Cette question, jamais tranchée par la chambre sociale, engage directement tous les employeurs confrontés à un licenciement où la grossesse apparaît, même marginalement, dans la lettre de rupture
La Cour suit son avocate générale et la rapporteure en validant intégralement l'effet contaminant du motif tiré de l'état de grossesse de la salariée qui emporte la nullité du licenciement
I - POINTS ESSENTIELS
1. La grossesse est une liberté fondamentale dont la non-déclaration ne peut constituer une faute grave La déclaration de grossesse est une liberté — et non une obligation — de la salariée : aucun délai n'est imposé, l'article L. 1225-2 exclut expressément toute obligation, et la grossesse relève du droit au respect de la vie privée (art. 8 CEDH, art. 9 c. civ.). La CJCE a confirmé qu'une femme enceinte ne peut être licenciée même lorsqu'elle n'a pas informé son employeur de son état (CJCE, 4 oct. 2001, aff. 109/00). Reprocher à une salariée d'avoir omis de déclarer sa grossesse revient nécessairement à lui faire grief de son état de grossesse lui-même : l'abstention est intrinsèquement liée à l'état et ne peut constituer une faute grave sans lien avec la grossesse.
2. Tout grief tiré de l'état de grossesse constitue un motif contaminant emportant la nullité Lorsqu'une lettre de licenciement comporte, même partiellement, un grief tiré directement ou indirectement de l'état de grossesse de la salariée, ce motif illicite emporte la nullité du licenciement sans que les autres griefs — même constitutifs d'une faute grave — puissent s'y opposer. La protection de la femme enceinte repose sur des fondements constitutionnels (Préambule 1946, al. 3), conventionnels (directive 92/85/CE, directive 76/207/CEE, art. 157 TFUE) et légaux (art.

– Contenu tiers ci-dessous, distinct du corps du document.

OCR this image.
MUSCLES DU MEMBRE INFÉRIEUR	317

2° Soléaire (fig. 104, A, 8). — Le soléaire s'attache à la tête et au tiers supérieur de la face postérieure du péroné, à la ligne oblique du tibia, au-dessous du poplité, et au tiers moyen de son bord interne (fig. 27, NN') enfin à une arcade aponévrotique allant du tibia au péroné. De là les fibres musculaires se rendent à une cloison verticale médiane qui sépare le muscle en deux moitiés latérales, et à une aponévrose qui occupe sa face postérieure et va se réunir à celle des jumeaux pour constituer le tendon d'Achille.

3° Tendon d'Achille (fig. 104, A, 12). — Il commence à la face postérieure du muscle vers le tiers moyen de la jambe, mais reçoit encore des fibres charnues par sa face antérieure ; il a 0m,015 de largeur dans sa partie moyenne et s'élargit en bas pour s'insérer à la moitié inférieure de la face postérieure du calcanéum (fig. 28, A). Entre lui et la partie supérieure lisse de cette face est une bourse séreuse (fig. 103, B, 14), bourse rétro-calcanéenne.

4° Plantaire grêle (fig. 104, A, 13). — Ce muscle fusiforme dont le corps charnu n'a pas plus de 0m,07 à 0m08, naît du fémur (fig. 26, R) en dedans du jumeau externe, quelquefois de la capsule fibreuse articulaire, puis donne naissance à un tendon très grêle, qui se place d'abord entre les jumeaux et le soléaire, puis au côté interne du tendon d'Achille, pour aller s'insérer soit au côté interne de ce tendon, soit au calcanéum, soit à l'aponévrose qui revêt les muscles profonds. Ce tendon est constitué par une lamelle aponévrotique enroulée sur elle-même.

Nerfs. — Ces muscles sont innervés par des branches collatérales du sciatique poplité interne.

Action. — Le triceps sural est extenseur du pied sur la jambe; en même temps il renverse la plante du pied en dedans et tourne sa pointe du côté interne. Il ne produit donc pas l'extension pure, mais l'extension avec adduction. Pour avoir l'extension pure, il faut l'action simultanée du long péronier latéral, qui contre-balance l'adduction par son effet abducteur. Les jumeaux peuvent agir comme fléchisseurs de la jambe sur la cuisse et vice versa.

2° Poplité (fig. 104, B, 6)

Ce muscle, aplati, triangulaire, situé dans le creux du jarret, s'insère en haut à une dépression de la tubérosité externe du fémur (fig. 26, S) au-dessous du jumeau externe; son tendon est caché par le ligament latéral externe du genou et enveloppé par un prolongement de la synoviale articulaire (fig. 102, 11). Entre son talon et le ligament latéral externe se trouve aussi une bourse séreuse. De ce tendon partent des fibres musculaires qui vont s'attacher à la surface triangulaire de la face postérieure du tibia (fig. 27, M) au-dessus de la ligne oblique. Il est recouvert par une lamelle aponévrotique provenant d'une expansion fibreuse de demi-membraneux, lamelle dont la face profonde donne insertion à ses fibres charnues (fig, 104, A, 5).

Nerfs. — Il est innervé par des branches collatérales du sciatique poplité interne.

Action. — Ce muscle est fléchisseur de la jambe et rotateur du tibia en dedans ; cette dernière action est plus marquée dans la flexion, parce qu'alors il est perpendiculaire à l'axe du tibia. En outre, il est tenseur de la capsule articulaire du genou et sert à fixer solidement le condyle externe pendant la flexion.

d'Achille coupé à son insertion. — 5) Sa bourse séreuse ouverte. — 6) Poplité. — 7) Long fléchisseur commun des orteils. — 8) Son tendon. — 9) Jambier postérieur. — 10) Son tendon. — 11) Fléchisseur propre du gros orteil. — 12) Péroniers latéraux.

L. 1132-1, L. 1225-4, L. 1225-71 du code du travail) qui la rattachent à une liberté fondamentale, condition d'application de la théorie du motif contaminant dégagée par la chambre sociale.
3. Le contrôle de proportionnalité ne peut pas valider un licenciement partiellement fondé sur la grossesse L'instauration d'un contrôle de proportionnalité permettant aux autres griefs de compenser le motif discriminatoire se heurte à deux obstacles. D'abord, les autres griefs ne peuvent, dans le cadre de la prohibition des discriminations, justifier une différence de traitement prohibée. Ensuite, la nullité présente un caractère dissuasif exigé par le droit de l'Union (CJUE, Arjona Camacho, C-407/14) : si le contrôle de proportionnalité permettait de valider le licenciement, la salariée ne pourrait obtenir que des dommages-intérêts, remettant en cause la conformité du dispositif au droit de l'Union.
4. Les autres griefs n'agissent que sur le quantum indemnitaire, non sur la nullité L'article L. 1235-2-1 du code du travail (ord. 22 sept. 2017) n'écarte pas la nullité : il permet uniquement au juge, si l'employeur en fait la demande, de tenir compte des autres griefs pour moduler l'indemnité dans le cadre du plancher de six mois de l'article L. 1235-3-1 (Soc., 19 octobre 2022, n° 21-15.533). La nullité reste acquise dès lors qu'un seul grief porte sur la grossesse, et la salariée réintégrée a droit à la rémunération intégrale sans déduction des revenus de remplacement perçus pendant la période d'éviction (Soc., 29 janvier 2020, n° 18-21.862).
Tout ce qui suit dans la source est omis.